I do remember, I think I know what you're referring to. I just do recall one time when you sort of have an epitome, I guess I still remember, I pulled up at home at the front of my house and I said to Ed, 'Why can't I withdraw from this business that's driving me crazy? How do I get my time back?' I was quite sort of upset with myself and Ed said, look, you've gotta do it in a staged approach. You've gotta remove yourself from division 7 or 6. The owner has to withdraw themselves within your profit-making capacity because, you know, depending on what fee levels you got or where you're at in terms of your turnover, if you just like switch your productivity down to zero tomorrow, well you're not gonna have any money. So you've gotta do it in a stage approach withdrawal from divisions 7, 6, 5, and so on as the fees increase.

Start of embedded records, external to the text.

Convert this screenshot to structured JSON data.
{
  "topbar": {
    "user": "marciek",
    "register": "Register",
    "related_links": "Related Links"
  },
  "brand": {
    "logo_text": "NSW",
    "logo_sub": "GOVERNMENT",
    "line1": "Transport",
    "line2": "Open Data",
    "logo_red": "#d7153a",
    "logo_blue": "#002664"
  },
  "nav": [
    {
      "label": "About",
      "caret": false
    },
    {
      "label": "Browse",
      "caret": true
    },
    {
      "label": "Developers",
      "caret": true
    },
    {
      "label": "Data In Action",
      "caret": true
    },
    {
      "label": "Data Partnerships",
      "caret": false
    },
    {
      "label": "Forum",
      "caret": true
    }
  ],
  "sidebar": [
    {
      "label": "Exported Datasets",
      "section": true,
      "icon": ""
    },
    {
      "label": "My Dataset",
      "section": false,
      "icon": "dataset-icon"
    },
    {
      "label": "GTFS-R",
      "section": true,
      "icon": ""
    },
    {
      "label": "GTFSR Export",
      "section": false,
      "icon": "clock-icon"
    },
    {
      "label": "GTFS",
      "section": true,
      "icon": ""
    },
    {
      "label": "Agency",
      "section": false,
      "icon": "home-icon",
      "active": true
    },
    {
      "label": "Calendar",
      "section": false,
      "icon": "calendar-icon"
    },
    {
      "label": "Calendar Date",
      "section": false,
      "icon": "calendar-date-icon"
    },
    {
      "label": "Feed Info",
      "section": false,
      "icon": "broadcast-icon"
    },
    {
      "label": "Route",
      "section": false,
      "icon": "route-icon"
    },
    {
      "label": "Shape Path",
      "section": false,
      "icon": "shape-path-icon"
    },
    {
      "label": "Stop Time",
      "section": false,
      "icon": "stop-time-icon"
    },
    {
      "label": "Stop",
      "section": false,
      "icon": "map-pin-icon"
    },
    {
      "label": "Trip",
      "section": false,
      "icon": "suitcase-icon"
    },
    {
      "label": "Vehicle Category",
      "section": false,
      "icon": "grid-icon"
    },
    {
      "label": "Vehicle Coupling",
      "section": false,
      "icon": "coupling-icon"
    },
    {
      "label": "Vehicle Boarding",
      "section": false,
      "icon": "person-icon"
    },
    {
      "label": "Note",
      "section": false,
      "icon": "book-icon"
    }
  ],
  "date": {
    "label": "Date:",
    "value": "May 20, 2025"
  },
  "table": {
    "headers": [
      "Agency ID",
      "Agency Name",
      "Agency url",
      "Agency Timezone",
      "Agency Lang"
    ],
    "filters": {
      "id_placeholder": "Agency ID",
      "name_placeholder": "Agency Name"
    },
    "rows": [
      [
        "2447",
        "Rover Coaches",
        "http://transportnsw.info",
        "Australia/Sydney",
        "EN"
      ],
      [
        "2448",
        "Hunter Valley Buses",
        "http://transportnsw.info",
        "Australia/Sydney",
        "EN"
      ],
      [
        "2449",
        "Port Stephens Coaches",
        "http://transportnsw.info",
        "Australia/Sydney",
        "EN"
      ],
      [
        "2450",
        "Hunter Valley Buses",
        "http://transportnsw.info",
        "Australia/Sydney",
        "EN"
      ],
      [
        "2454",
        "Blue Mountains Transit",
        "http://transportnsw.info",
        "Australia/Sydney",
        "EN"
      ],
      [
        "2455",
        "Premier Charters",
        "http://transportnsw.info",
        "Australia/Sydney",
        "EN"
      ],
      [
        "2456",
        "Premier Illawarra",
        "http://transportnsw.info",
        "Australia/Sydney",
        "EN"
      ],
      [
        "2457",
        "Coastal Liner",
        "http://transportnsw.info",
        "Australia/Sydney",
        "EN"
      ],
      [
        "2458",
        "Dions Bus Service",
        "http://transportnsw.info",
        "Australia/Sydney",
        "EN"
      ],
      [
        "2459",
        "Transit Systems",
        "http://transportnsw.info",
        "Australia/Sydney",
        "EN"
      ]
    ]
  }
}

And so, you know, how do you do that? You do that with your capacity plan, you do that with the cashflow forecasting. The way that you successfully do that is with the planning. And if you plan ahead it de-risk things. You can see things coming. The worst thing is when you get a surprise or a shock or you can't see something coming in your business and it makes it more risky, and then you don't have as much confidence if you don't plan either. I think it's so underrated, the value of planning because it has a multiple effect on the outcomes of what you're trying to do. It's like every discipline that you have, including, you know, the daily huddle meetings, the weekly meetings that I know a lot of firms are starting to do, you know, like even down to the detail in the weekly meetings with their team, looking at, 'Okay, what have we build so far this month versus what's our budget? How do we gonna get there? How do we get those last few jobs out so that we can meet budget,' and then, you know, keep that finger on the pulse, develop that momentum and that winning culture and that's what you wanna do. And that's the heartbeat. It's those four sorts of critical meetings that in my experience are the glue that holds the firm together towards reaching its goals and the owners reaching the goals as well and lifting everyone in the process ~ happier clients, happier team members, and shareholders and suppliers.